- Born: 22 December 1932 Jiao County, Shandong, Republic of China
- Died: 17 July 2018 (aged 85) National Taiwan University Hospital, Taipei, Taiwan
- Other name: Yang Guoshu
- Education: National Taiwan University (BA) University of Illinois (PhD)
- Occupations: Psychologist; political activist;
- Organization: National Taiwan University
- Known for: Founder of indigenized Chinese psychology
- Notable work: Chinese Characteristics Chinese Psychology and Behavior Exploring Chinese Psychology Through Indigenous Research
- Spouse: Li Pen-hua ​(m. 1962⁠–⁠2018)​
- Fields: Social psychology
- Institutions: National Taiwan University
- Thesis: Cognitive dissonance and recall of interrupted and completed tasks (1969)

Chinese name
- Traditional Chinese: 楊國樞
- Simplified Chinese: 杨国枢

Standard Mandarin
- Hanyu Pinyin: Yáng Guóshū
- Wade–Giles: Yang Kuo-shu

Southern Min
- Hokkien POJ: Iûⁿ Kok-chhu

= Yang Kuo-shu =

Chinese psychologist and political activist (1932–2018)

Yang Kuo-shu (楊國樞 (Yáng Guóshū); 22 December 1932 – 17 July 2018) was a Taiwanese psychologist and political activist. He was a professor of psychology at National Taiwan University, where he was also the chair of its psychology department. He also the became the vice-president of Academic Sinica in 1996 and was elected as an academician in 1998. He was an advocate for political freedom and democracy during the Martial Law era, and was the founding president of the Taipei Society.

== Education and career ==
Yang was born on 22 December 1932 into a peasant family in Qingdao, Shandong, Republic of China, and moved to Taiwan with his parents in 1947. When he was little, a fortune-teller predicted that he would not become an educated person, and he was determined to prove the prediction wrong. After graduating from National Taiwan University (NTU) with a bachelor's degree in psychology, he became a faculty member at NTU in 1959.

Yang later went to study at the University of Illinois in the United States and earned his Ph.D. in 1969. He returned to teach at NTU afterwards and became the first person in Taiwan with a Ph.D. in psychology.
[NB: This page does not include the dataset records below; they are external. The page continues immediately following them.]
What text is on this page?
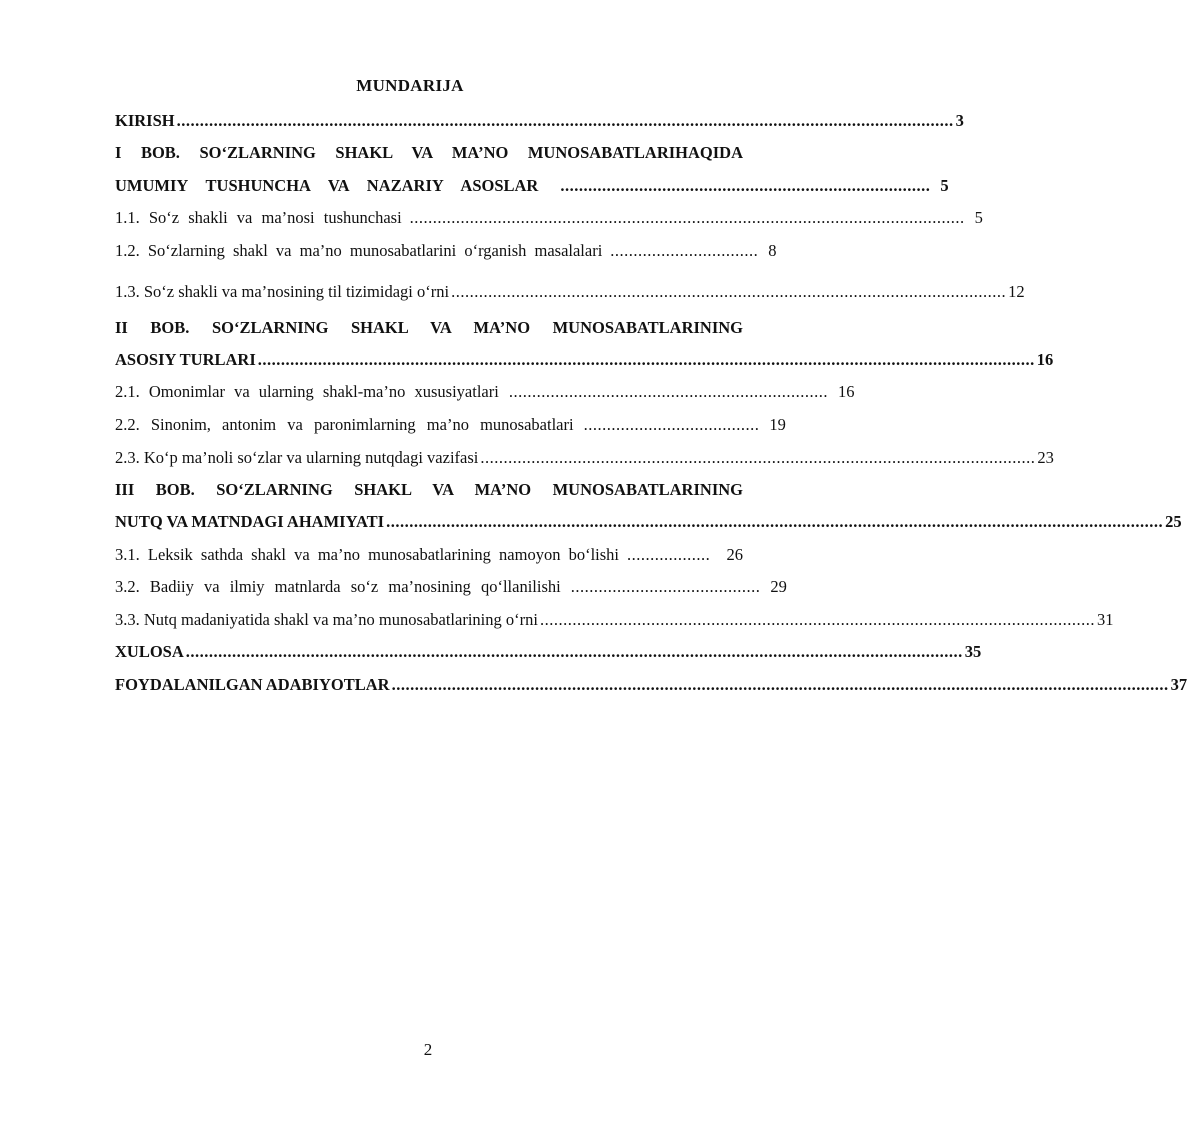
MUNDARIJA
KIRISH ........................................................................................................................................................................ 3
I BOB. SO‘ZLARNING SHAKL VA MA’NO MUNOSABATLARIHAQIDA
UMUMIY TUSHUNCHA VA NAZARIY ASOSLAR ................................................................................ 5
1.1. So‘z shakli va ma’nosi tushunchasi ........................................................................................................................ 5
1.2. So‘zlarning shakl va ma’no munosabatlarini o‘rganish masalalari ................................ 8
1.3. So‘z shakli va ma’nosining til tizimidagi o‘rni ........................................................................................................................ 12
II BOB. SO‘ZLARNING SHAKL VA MA’NO MUNOSABATLARINING
ASOSIY TURLARI ........................................................................................................................................................................ 16
2.1. Omonimlar va ularning shakl-ma’no xususiyatlari ..................................................................... 16
2.2. Sinonim, antonim va paronimlarning ma’no munosabatlari ...................................... 19
2.3. Ko‘p ma’noli so‘zlar va ularning nutqdagi vazifasi ........................................................................................................................ 23
III BOB. SO‘ZLARNING SHAKL VA MA’NO MUNOSABATLARINING
NUTQ VA MATNDAGI AHAMIYATI ........................................................................................................................................................................ 25
3.1. Leksik sathda shakl va ma’no munosabatlarining namoyon bo‘lishi .................. 26
3.2. Badiiy va ilmiy matnlarda so‘z ma’nosining qo‘llanilishi ......................................... 29
3.3. Nutq madaniyatida shakl va ma’no munosabatlarining o‘rni ........................................................................................................................ 31
XULOSA ........................................................................................................................................................................ 35
FOYDALANILGAN ADABIYOTLAR ........................................................................................................................................................................ 37
2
He served twice as chair of NTU's psychology department, and became a research fellow at the Institute of Ethnology of Academia Sinica in 1972. He was appointed Vice President of Academia Sinica in 1996, and was elected an academician in 1998.

== Academic contributions ==
Yang is considered the founder of indigenized Chinese psychology. He proposed the distinction between indigenized versus westernized psychology. He argued that Western psychology, largely based on research done in American or Western societies, is in fact the "indigenous psychology for Americans or Westerners"—it is based on Western values and traditions and may not be applicable in non-Western countries. Beginning in the 1970s, he conducted research on Chinese cultural societies, studying unique phenomena such as yuanfen, filial piety, guanxi, and face. His theories and research tools have been adopted by scholars in Taiwan and abroad.

=== Publications ===
Yang wrote or edited more than 20 books. He also published more than 130 research papers, in both Chinese and English, in psychology journals. His most influential books, recognized as essential reference works in Chinese psychology, are:

- Chinese Characteristics (中國人的性格)
- Chinese Psychology and Behavior (中國人的心理與行為)
- Exploring Chinese Psychology Through Indigenous Research (華人心理的本土化研究)

== Political activism ==
During the Martial Law era, Yang was a strong advocate for political freedom and democracy and was frequently critical of the Kuomintang government. He and three other liberal scholars, Hu Fo, Li Hung-hsi, and Chang Chung-tung, were considered the "Four Bandits" or "Four Poisonous Weeds" by the government. After President Chiang Ching-kuo lifted the martial law in 1987, they established the political group Taipei Society (澄社, Chengshe) in 1989. Yang served as the founding president of the society, which aimed to promote "freedom, fairness, diversity, and the equitable distribution of wealth". He called for the restoration of constitutional rule and the exclusion of military personnel from the government cabinet. He participated in the Wild Lily student movement for democracy in 1990.

== Personal life ==
In 1962, Yang married Li Pen-hua (李本華), the daughter of Lieutenant General Li Li-po (李立柏).

After Yang suffered a stroke, President Tsai Ing-wen and Secretary-General Chen Chu visited him at the nursing home in May 2018. Yang died on 17 July 2018 at National Taiwan University Hospital, aged 85. Tsai praised him for his scholarship and for his courage to protest against government repression, calling him an "exemplary public intellectual".